Почему такого человека нужно называть именно ультра-«реалистом»? Только по причине того что в журнале нельзя употреблять более жесткие определения?

Нет, он в прямом смысле слова ультра-«реалист» — ведь, проживая в диаспоре, такие люди доводят до крайности отчетливо или неотчетливо озвученную позицию власти, идейные стандарты и предубеждения общества. Одно взахлеб превозносят, другое оплевывают, не жалея сил, не беспокоясь о последствиях — ведь лично им это только прибавит очков. Живя в России, такие армянские работники на ниве идей по удивительному «совпадению» оплевывают без разбору все западное, в первую очередь европейские свободы, изображая Англию и Германию заклятыми врагами армян, а различного рода оккультные и тайные секты чуть ли не организаторами Геноцида. Находясь на Западе, они по столь же удивительному «совпадению» обличают Советский Союз и Россию за тоталитаризм, антидемократичность, обвиняют в разделе и порабощении Армении, выставляют чуть ли не главной причиной деградации армян на их родине.

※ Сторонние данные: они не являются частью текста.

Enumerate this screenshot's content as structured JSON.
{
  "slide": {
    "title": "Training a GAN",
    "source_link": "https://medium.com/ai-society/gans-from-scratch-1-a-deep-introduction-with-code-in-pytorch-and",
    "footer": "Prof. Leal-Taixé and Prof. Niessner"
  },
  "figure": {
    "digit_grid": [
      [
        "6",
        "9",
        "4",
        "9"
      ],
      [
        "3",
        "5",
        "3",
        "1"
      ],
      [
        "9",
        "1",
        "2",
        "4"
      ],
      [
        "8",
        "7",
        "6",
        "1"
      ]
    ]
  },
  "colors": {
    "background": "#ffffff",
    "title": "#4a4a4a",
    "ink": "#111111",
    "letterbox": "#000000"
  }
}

Как пример концептуального «реализма» можно привести дифирамбы «имперскости», «державности», их будто бы позитивной роли в истории Армении — в частности, в недавней статье «Мы — имперская нация» из журнала «Византийское наследство».

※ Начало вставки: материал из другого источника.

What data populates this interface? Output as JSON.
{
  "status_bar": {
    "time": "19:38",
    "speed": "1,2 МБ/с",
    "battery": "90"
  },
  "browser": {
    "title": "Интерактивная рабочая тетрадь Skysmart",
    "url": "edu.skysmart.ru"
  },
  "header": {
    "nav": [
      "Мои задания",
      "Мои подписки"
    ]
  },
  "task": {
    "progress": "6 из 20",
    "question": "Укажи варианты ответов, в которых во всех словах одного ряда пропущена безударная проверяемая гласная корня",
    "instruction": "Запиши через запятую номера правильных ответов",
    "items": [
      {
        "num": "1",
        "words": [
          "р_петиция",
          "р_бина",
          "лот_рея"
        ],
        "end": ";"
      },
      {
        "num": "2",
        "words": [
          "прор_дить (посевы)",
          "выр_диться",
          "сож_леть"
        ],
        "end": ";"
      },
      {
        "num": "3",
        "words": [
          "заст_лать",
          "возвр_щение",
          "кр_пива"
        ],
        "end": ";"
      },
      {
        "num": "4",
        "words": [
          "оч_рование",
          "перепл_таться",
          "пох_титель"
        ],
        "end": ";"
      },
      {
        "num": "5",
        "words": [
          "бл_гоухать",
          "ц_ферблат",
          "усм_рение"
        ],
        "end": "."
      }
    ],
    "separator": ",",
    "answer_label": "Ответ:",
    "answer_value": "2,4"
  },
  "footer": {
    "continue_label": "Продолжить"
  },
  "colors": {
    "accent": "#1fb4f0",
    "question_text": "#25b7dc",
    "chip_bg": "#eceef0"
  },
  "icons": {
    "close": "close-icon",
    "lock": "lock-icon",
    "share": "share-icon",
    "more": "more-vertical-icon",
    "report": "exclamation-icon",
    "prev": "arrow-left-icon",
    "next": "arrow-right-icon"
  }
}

«Мы — имперская нация, поскольку состояли при всех империях средиземноморской «подковы» до и после Рождества Христова. Вот обобщенный перечень этих империй: Ассиро-Вавилонская, Ахеменидо-Персидская, Эллино-Римско-Византийская, Турко-Османская, Российско-Советская. Мы не только состояли при этих империях, но и удостоились участи быть Империей в эпоху Тиграна Великого. Мы принимали непосредственное участие в создании и управлении этими империями [...] Попытка вырвать из живой ткани нашей истории имперскую составляющую по критерию презумпции чужеродности — задача абсурдная и контрпродуктивная. Это лишает нашу историю не только объективности и достоверности, но и превращает ее в мрачную череду потерь и неудач по «вине» сменяющих друг друга империй. И все это возникло в результате предвзятой интерпретации исторических событий ангажированными летописцами в угоду конъюнктурным и корпоративным интересам властвующих, конфессиональных пристрастий клерикалов, манипулирующих догмами Священного Писания, вследствие чего все наши невзгоды приписываются имперской злонамеренности, а наши успехи достигаются вопреки и назло проискам завистливых соседей».

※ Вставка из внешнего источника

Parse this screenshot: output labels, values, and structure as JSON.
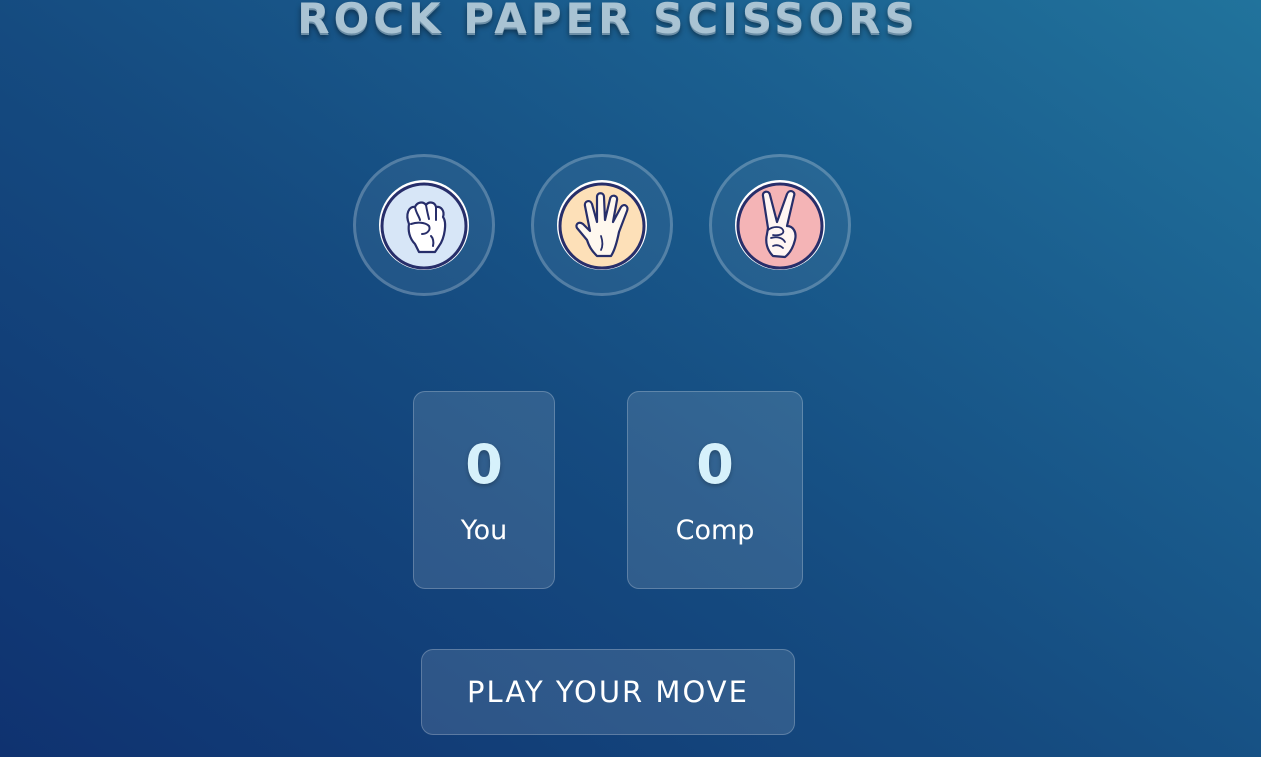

Одним махом уважаемый автор отвергает свидетельства армянских историков, деятелей Церкви, многие из которых писали как очевидцы событий, многие имели возможность увидеть последствия недавнего прошлого. Похоже, автору, в отличие от наших великих историков, свободному от всякой предвзятости, из сегодняшнего дня виднее, как оно было на самом деле тысячу или полторы тысячи лет назад. Впрочем, если армянские историки не заслужили его доверия, можно было обратиться к имперским — персидским, византийским, арабским и пр. Для человека, знакомого с историческими фактами, выглядят совершенно безосновательными утверждения о нашем «непосредственном участии в создании и управлении» империями. Неужели не очевидно: нельзя путать «отдельных товарищей» армянского происхождения, сделавших себе карьеру, и армянский народ или хотя бы даже его элиту? Никто ведь не говорит всерьез, что Ирландия и ирландцы принимали участие в управлении США на том основании, что клан Кеннеди имел ирландское происхождение. Да, были византийские императоры армянского происхождения. В частности, один из таких императоров по имени Маврикий писал персидскому шаху: «Армяне — упрямый и мятежный народ; стоя между персами и ромеями, они никогда не дадут им покоя, поэтому надо общими силами выселить их из Армении и рассеять по разным местам, чтобы нам жить в мире». Да, был Анастас Микоян, который дослужился до Председателя Президиума Верховного Совета СССР. Недавно профессору Ю.Г. Барсегову удалось обнаружить в архивах документы, согласно которым Микоян активно пробивался на прием к Ленину, выступая против декрета «О самоопределении Турецкой Армении» — декрет, по его мнению, был несправедлив по отношению к неармянскому большинству трудящихся, которые проживали на данной территории к концу 1917 года. Два частных случая демонстрируют закономерный образ действий «лиц армянской национальности», причастных к «созданию и управлению» державами и империями.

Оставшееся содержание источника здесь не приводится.